After ensuring that the patient’s airway is patent and that the patient is breathing (A and B), you should perform a pericardiocentesis. This is performed by inserting a long #18 (spinal) needle immediately below the xiphoid while aiming for the patient’s left shoulder. If you get air, pull back and try again a little more medially. (If you are in the OR and already in the abdomen, you may more easily access the pleural and pericardial spaces directly across the diaphragm.) If you obtain blood, remove about 20 mL and squirt some on the sheets. If the blood clots on the sheets, you are in the right ventricle. If the blood does not clot, it represents defibrinated blood that was in the pericardial space.

Removing only 20 mL should make a huge hemodynamic difference (see Figure 32-1). Conceptually, let’s take some impermissible physiological leaps: by removing 20 mL of pericardial fluid, you permit an additional 20 mL of ventricular end-diastolic filling. The augmented left ventricular end-diastolic volume (LVEDV) translates into 20 mL of additional stroke volume. An additional 20 mL SV × heart rate of 100 equals an increased cardiac output of 2 L! The good news is that you have helped your patient a lot. The bad news is your patient only needs to reaccumulate another 20 mL in order to get back into trouble.


Figure 32-1. The pressure in the pericardial space remains low with increasing volume until the elastic limits of the pericardium are attained, at which point the pressure soars (A). Note that only a 20 mL volume difference produces a big increase in pressure at the elastic limit. A chronic pericardial effusion (B), however, can stretch gradually, with negligible increase in pressure.

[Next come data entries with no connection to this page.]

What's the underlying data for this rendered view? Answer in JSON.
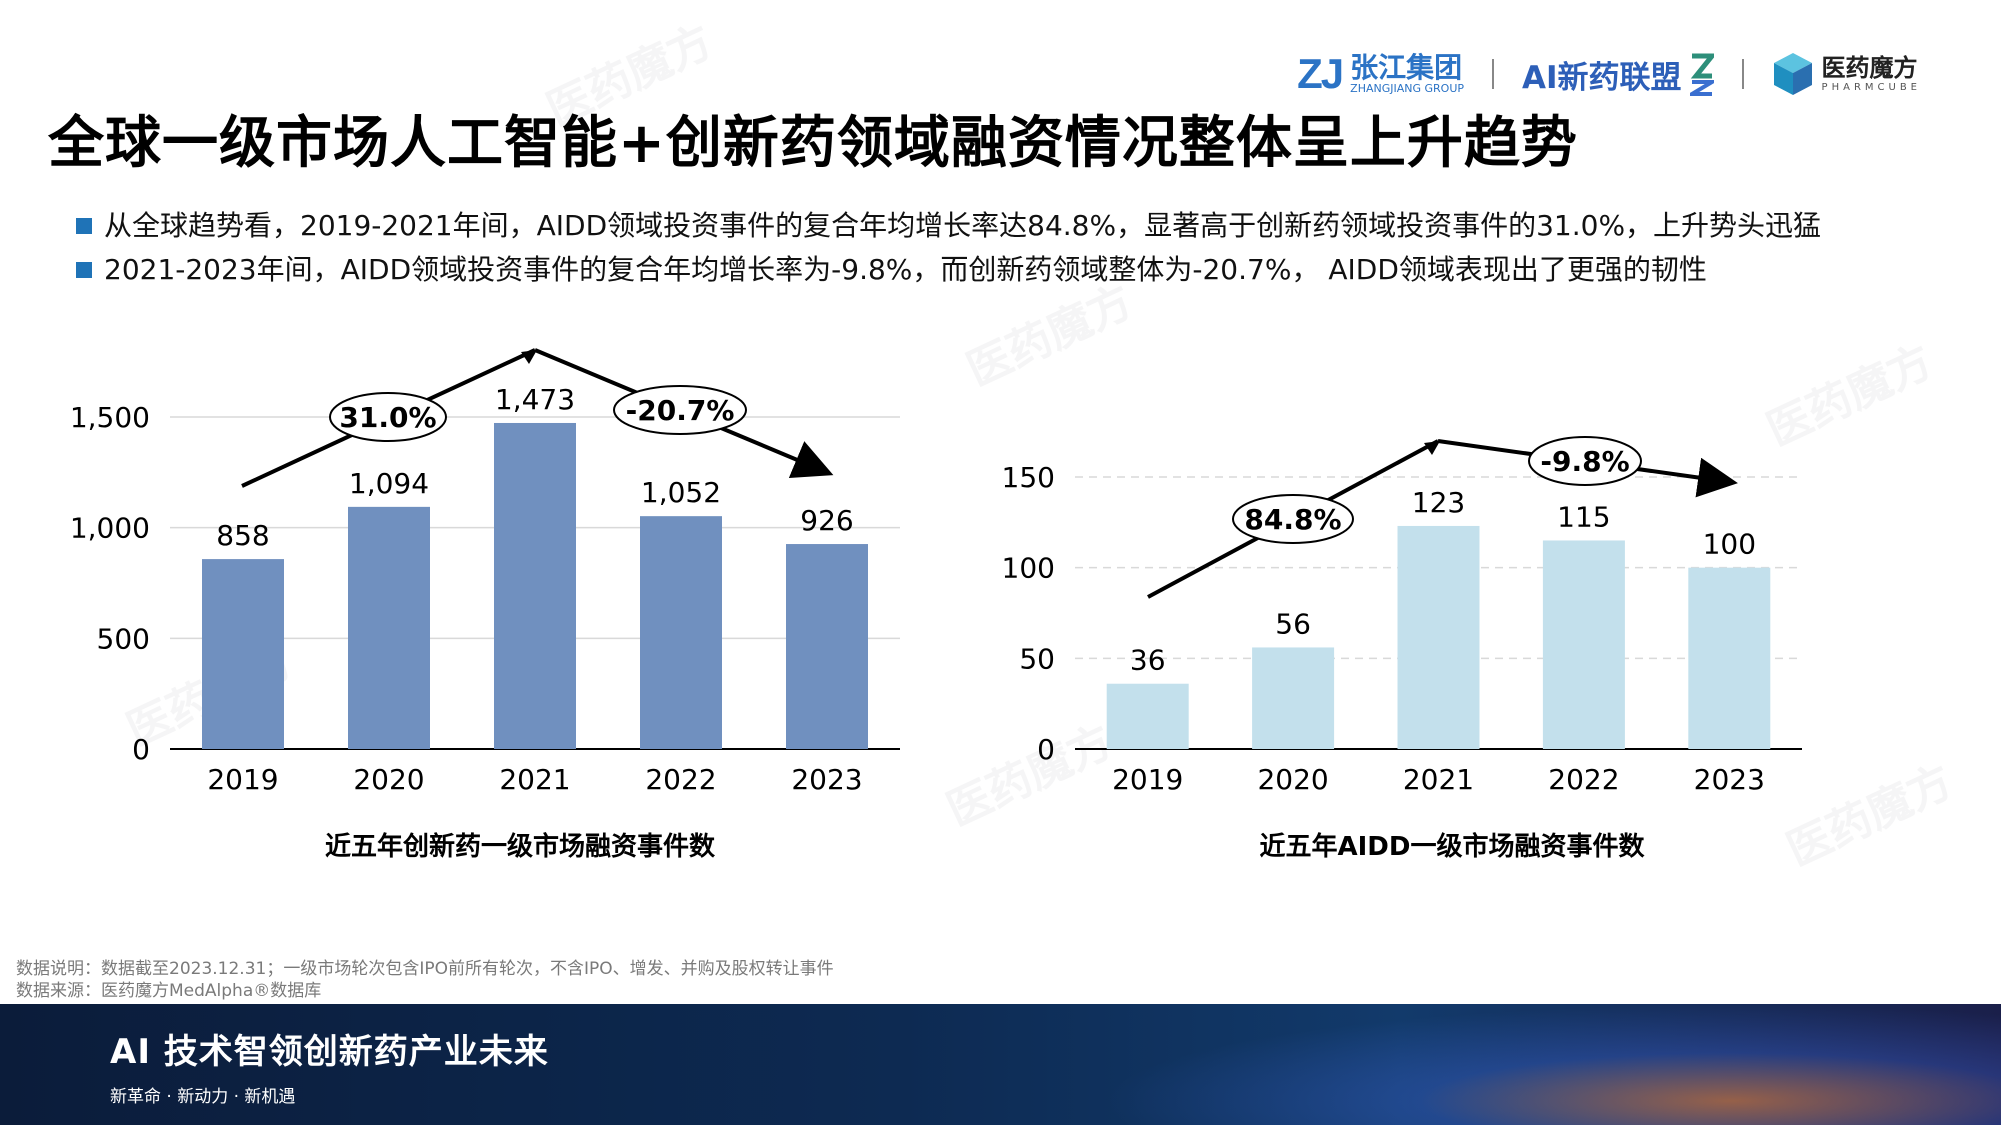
{
  "header": {
    "logos": [
      {
        "mark": "ZJ",
        "cn": "张江集团",
        "en": "ZHANGJIANG GROUP"
      },
      {
        "cn": "AI新药联盟"
      },
      {
        "cn": "医药魔方",
        "en": "PHARMCUBE"
      }
    ],
    "title": "全球一级市场人工智能+创新药领域融资情况整体呈上升趋势"
  },
  "bullets": [
    "从全球趋势看，2019-2021年间，AIDD领域投资事件的复合年均增长率达84.8%，显著高于创新药领域投资事件的31.0%，上升势头迅猛",
    "2021-2023年间，AIDD领域投资事件的复合年均增长率为-9.8%，而创新药领域整体为-20.7%， AIDD领域表现出了更强的韧性"
  ],
  "chart_data": [
    {
      "type": "bar",
      "title": "近五年创新药一级市场融资事件数",
      "categories": [
        "2019",
        "2020",
        "2021",
        "2022",
        "2023"
      ],
      "values": [
        858,
        1094,
        1473,
        1052,
        926
      ],
      "value_labels": [
        "858",
        "1,094",
        "1,473",
        "1,052",
        "926"
      ],
      "yticks": [
        "0",
        "500",
        "1,000",
        "1,500"
      ],
      "ylim": [
        0,
        1500
      ],
      "color": "#7090bf",
      "grid": true,
      "annotations": [
        "31.0%",
        "-20.7%"
      ]
    },
    {
      "type": "bar",
      "title": "近五年AIDD一级市场融资事件数",
      "categories": [
        "2019",
        "2020",
        "2021",
        "2022",
        "2023"
      ],
      "values": [
        36,
        56,
        123,
        115,
        100
      ],
      "value_labels": [
        "36",
        "56",
        "123",
        "115",
        "100"
      ],
      "yticks": [
        "0",
        "50",
        "100",
        "150"
      ],
      "ylim": [
        0,
        150
      ],
      "color": "#c3e0ec",
      "grid": true,
      "annotations": [
        "84.8%",
        "-9.8%"
      ]
    }
  ],
  "notes": {
    "line1": "数据说明：数据截至2023.12.31；一级市场轮次包含IPO前所有轮次，不含IPO、增发、并购及股权转让事件",
    "line2": "数据来源：医药魔方MedAlpha®数据库"
  },
  "footer": {
    "slogan": "AI 技术智领创新药产业未来",
    "sub": "新革命 · 新动力 · 新机遇"
  },
  "watermark": "医药魔方"
}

4. In this scenario, let’s pretend that the patient is a young, healthy-appearing biker who has rolled his bike at high speed on the interstate. Your crack paramedic team rings down: “No vitals in the field” on arrival in the ED. There is a big diagnostic fork in the road.

Fork A: The nurses slap on EKG leads, indicating a sinus tachycardia of 140 and no BP (PEA). On fast exam there is minimal or no ventricular motion. You should “call the code.” A massive amount of epidemiological data confirms negligible “walkout of the hospital” survival following “blunt trauma with no vitals in the field.”

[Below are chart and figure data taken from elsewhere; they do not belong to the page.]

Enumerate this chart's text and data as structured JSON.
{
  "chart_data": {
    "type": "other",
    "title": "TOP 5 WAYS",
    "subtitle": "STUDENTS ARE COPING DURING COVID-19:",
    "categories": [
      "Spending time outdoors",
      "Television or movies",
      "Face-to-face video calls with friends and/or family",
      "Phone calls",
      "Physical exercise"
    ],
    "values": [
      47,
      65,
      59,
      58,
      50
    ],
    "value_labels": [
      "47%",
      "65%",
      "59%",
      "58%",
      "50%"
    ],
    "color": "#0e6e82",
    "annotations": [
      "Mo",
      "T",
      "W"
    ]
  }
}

Fork B: The fast exam reveals vigorous ventricular contractility and a belly full of blood. You should activate the massive transfusion protocol on the way to the operating room.

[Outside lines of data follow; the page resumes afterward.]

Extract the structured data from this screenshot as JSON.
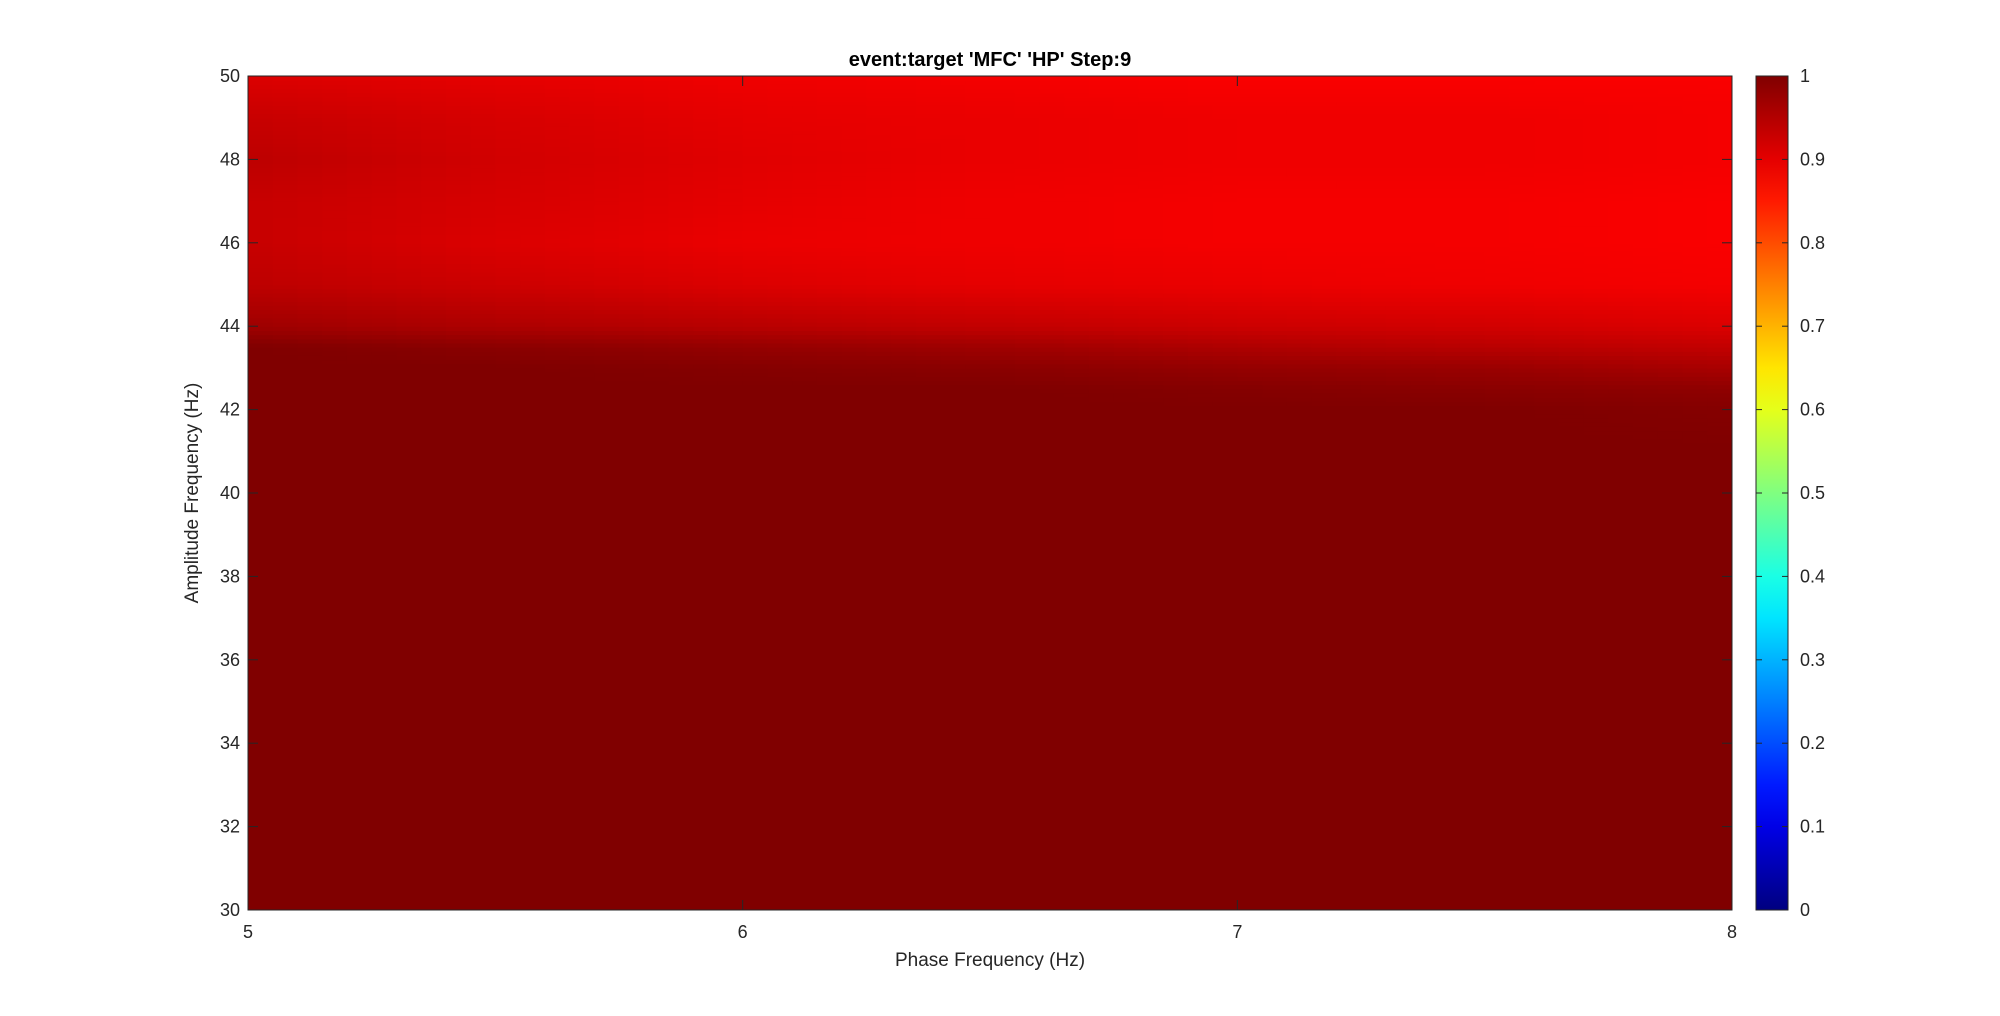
{
  "chart_data": {
    "type": "heatmap",
    "title": "event:target 'MFC'  'HP' Step:9",
    "xlabel": "Phase Frequency (Hz)",
    "ylabel": "Amplitude Frequency (Hz)",
    "xlim": [
      5,
      8
    ],
    "ylim": [
      30,
      50
    ],
    "xticks": [
      5,
      6,
      7,
      8
    ],
    "xtick_labels": [
      "5",
      "6",
      "7",
      "8"
    ],
    "yticks": [
      30,
      32,
      34,
      36,
      38,
      40,
      42,
      44,
      46,
      48,
      50
    ],
    "ytick_labels": [
      "30",
      "32",
      "34",
      "36",
      "38",
      "40",
      "42",
      "44",
      "46",
      "48",
      "50"
    ],
    "colormap": "jet",
    "clim": [
      0,
      1
    ],
    "colorbar_ticks": [
      0,
      0.1,
      0.2,
      0.3,
      0.4,
      0.5,
      0.6,
      0.7,
      0.8,
      0.9,
      1
    ],
    "colorbar_tick_labels": [
      "0",
      "0.1",
      "0.2",
      "0.3",
      "0.4",
      "0.5",
      "0.6",
      "0.7",
      "0.8",
      "0.9",
      "1"
    ],
    "x": [
      5,
      5.5,
      6,
      6.5,
      7,
      7.5,
      8
    ],
    "y": [
      30,
      32,
      34,
      36,
      38,
      40,
      41,
      42,
      42.5,
      43,
      43.5,
      44,
      45,
      46,
      47,
      48,
      49,
      50
    ],
    "z": [
      [
        1.0,
        1.0,
        1.0,
        1.0,
        1.0,
        1.0,
        1.0
      ],
      [
        1.0,
        1.0,
        1.0,
        1.0,
        1.0,
        1.0,
        1.0
      ],
      [
        1.0,
        1.0,
        1.0,
        1.0,
        1.0,
        1.0,
        1.0
      ],
      [
        1.0,
        1.0,
        1.0,
        1.0,
        1.0,
        1.0,
        1.0
      ],
      [
        1.0,
        1.0,
        1.0,
        1.0,
        1.0,
        1.0,
        1.0
      ],
      [
        1.0,
        1.0,
        1.0,
        1.0,
        1.0,
        1.0,
        1.0
      ],
      [
        1.0,
        1.0,
        1.0,
        1.0,
        1.0,
        1.0,
        1.0
      ],
      [
        1.0,
        1.0,
        1.0,
        1.0,
        1.0,
        1.0,
        0.995
      ],
      [
        1.0,
        1.0,
        1.0,
        1.0,
        0.995,
        0.99,
        0.985
      ],
      [
        1.0,
        1.0,
        0.995,
        0.99,
        0.98,
        0.975,
        0.96
      ],
      [
        1.0,
        0.99,
        0.98,
        0.97,
        0.955,
        0.945,
        0.935
      ],
      [
        0.97,
        0.955,
        0.945,
        0.935,
        0.925,
        0.92,
        0.91
      ],
      [
        0.94,
        0.925,
        0.91,
        0.9,
        0.895,
        0.89,
        0.885
      ],
      [
        0.93,
        0.91,
        0.895,
        0.89,
        0.885,
        0.885,
        0.88
      ],
      [
        0.93,
        0.915,
        0.9,
        0.89,
        0.885,
        0.885,
        0.88
      ],
      [
        0.94,
        0.92,
        0.905,
        0.895,
        0.89,
        0.89,
        0.885
      ],
      [
        0.93,
        0.915,
        0.9,
        0.895,
        0.89,
        0.89,
        0.885
      ],
      [
        0.91,
        0.9,
        0.89,
        0.885,
        0.88,
        0.88,
        0.88
      ]
    ]
  }
}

Image When you are stat paged, your destination determines your differential diagnosis. The most likely problems differ when you are called to the ED, the OR, the cath lab, or the dialysis unit.

Image The three most common causes of PEA are hypovolemia, tension pneumothorax, and cardiac tamponade. All three respond to volume.

Image The diagnosis of tamponade is not made by x-ray or ultrasound. Tamponade is not an “imaging” diagnosis.

Image A “pericardial effusion” becomes “pericardial tamponade” when the patient can no longer compensate in order to maintain ventricular filling. Eventually such patients go into PEA arrest.

Image Similarly, a “spontaneous pneumothorax” becomes a “tension pneumothorax” when the patient can no longer compensate, venous return falls, and once again the patient cannot maintain ventricular filling.


1. You are in the OR performing an open procedure when your patient goes into PEA arrest. The first thing you should do is which of the following?

A. Obtain a rhythm strip.

B. Decompress the bilateral chest through the diaphragm.

C. Obtain a CXR.

D. Check the ET tube position.

2. You are in the OR performing a laparoscopic procedure when your patient goes into PEA arrest. You decide to decompress the chest. You should place a #18 needle in which of the following positions?

A. In the midaxillary line above the nipples

B. In the midclavicular line as close to the clavicle as possible

C. Through the diaphragm


1. D. ABC—airway comes first.

2. A. The diaphragm can be surprisingly high when a patient is supine—and especially when the abdomen is insufflated for a laparoscopic procedure. Don’t place the needle in the midclavicular line as there is a risk of hitting the subclavian.